• Fellow Highlights

NOT ON MY RESUME: Ming Hsu Chen

A photo of Ming Hsu Chen who is wearing a maroon scarf and standing in a room with files behind her. She has a slight closed-lip smile and is posed for the camera.

Ming Hsu Chen is a professor of law and faculty-director of the Race, Immigration, Citizenship, and Equality Program at UC Law San Francisco. She teaches courses in constitutional law, legislation and administrative regulation, citizenship, and immigration. She is the author of Pursuing Citizenship in the Enforcement Era (Stanford University Press 2020) and she serves as co-editor for the Immigration Prof blog and the executive committee for the AALS Immigration Section and the Law and Society Association’s Citizenship and Migration Section.

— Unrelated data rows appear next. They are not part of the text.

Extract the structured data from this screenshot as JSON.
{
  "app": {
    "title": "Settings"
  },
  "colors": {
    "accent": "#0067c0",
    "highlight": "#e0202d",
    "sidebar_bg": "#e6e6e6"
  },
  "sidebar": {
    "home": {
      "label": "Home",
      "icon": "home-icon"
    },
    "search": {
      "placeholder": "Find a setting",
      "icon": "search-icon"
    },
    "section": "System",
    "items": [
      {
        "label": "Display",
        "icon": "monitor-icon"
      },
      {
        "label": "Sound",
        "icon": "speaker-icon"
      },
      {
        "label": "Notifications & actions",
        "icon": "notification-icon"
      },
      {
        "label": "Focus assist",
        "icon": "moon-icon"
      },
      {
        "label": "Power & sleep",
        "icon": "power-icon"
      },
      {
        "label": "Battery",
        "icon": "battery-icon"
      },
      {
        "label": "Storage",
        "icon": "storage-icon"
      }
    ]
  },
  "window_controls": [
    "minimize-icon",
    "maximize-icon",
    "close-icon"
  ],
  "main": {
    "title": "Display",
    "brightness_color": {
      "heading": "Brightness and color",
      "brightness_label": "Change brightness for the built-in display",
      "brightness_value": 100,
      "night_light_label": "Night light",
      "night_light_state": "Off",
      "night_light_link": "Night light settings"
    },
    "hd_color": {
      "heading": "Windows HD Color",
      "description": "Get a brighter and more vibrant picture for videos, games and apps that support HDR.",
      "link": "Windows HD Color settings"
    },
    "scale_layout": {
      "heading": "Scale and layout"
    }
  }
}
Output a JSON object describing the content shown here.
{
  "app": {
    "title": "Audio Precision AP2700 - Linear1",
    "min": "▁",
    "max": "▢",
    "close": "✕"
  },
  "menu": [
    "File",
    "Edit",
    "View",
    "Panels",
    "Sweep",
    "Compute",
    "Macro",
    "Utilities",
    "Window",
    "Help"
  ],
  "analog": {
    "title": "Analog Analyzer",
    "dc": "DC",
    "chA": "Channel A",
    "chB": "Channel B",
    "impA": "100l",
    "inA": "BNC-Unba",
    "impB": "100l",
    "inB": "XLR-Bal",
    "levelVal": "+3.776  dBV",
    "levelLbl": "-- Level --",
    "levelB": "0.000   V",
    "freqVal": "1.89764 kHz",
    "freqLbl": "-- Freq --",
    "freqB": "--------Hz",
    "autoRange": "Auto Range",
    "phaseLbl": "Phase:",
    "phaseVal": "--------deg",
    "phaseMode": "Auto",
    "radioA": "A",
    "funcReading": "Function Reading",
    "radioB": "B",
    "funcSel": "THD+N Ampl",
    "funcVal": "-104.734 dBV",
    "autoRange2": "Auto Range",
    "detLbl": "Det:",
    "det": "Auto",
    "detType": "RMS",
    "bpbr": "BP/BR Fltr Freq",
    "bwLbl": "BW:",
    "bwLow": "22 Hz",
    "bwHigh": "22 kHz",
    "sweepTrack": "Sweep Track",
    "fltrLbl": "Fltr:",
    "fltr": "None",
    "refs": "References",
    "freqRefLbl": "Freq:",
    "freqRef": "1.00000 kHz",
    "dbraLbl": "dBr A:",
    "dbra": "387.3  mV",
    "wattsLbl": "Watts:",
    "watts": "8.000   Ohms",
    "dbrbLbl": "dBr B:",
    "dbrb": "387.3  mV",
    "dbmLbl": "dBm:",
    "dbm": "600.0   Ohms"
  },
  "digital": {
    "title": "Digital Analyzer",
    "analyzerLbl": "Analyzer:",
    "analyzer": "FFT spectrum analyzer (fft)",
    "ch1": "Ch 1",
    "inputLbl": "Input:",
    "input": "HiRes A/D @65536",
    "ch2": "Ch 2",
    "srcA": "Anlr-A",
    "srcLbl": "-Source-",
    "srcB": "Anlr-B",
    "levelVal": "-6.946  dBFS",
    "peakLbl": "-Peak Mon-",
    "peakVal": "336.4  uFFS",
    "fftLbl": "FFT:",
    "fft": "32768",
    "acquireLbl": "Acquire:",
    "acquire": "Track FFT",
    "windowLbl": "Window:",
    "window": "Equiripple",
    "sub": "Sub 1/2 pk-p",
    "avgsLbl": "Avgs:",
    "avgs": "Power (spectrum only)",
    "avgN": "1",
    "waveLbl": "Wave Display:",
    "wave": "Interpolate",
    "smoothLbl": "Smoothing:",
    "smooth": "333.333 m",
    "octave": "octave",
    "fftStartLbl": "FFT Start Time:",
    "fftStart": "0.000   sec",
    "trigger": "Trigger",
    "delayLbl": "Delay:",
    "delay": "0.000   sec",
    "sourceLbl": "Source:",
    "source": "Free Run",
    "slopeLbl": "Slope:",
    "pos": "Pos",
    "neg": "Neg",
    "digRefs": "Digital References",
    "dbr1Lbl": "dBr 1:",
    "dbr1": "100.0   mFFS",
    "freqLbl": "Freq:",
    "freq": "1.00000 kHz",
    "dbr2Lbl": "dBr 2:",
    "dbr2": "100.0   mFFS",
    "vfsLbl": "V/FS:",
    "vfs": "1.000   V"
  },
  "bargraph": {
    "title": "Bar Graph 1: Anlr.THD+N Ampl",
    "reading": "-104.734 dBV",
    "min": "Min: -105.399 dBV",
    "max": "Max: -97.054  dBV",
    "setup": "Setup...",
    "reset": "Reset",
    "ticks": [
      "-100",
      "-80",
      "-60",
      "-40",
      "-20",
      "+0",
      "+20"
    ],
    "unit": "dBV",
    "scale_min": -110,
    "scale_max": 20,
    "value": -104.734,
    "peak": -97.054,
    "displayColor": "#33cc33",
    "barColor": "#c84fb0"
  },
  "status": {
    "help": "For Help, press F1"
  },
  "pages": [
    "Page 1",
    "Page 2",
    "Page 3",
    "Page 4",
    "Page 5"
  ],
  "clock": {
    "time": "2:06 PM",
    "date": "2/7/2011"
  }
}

The PD Soros Fellowship supported Ming’s JD at New York University in 2001. 

Why did you (or your family) come to America? My parents migrated twice—from China to Taiwan, then Taiwan to the US—in search of peace, professional opportunities, and a better future… same as for most immigrants!

Which living New American do you most admire? Yo Yo Ma. His talent, compassion, and creativity generate universal appreciation in addition to paricular pride from the Asian and immigrant community. Also, my college roommate once taught his kids bible study and said they’re a really nice family!

What is your current state of mind? Anxious and hoping that America, as a country, reaches its “Selma” moment soon so that we can begin to repair the frayed fabric of our nation.

When was the last time you felt imposter syndrome? My 25th Harvard College reunion… and also each year that the new class of PD Soros Fellows is revealed! (Truly, I feel like I got away with something.)

What is your greatest fear? A health scare that required I calculate my survival outcomes renewed my commitment to not miss my daughter’s milestones. (I’ve recovered now.) 

If you could change careers and do anything, what would it be? For the most part, I would not change much. Maybe instead of being a professor, I would be a lifelong student and relish being well rounded instead of pointy.

What is your idea of a good life? Engaging in work so fulfilling that you’d do it without pay, and then coming home to a family that appreciates you without regard to what you did during the day. 

What is the one habit that you can’t live without? Writing in the margins of books printed on paper.

What one piece of advice do you live by? “Immigrants get the job done.” Lyrics from Lin Manuel Miranda’s “Yorktown (The World Turned Upside Down)” and then remixed for The Hamilton Mixtape, in tribute to the many contributions of “America’s ghost writers.”

Who or what makes your heart beat faster when you think about them? Overcoming a serious illness changes you. These days, I’m trying to slow down rather than speed up!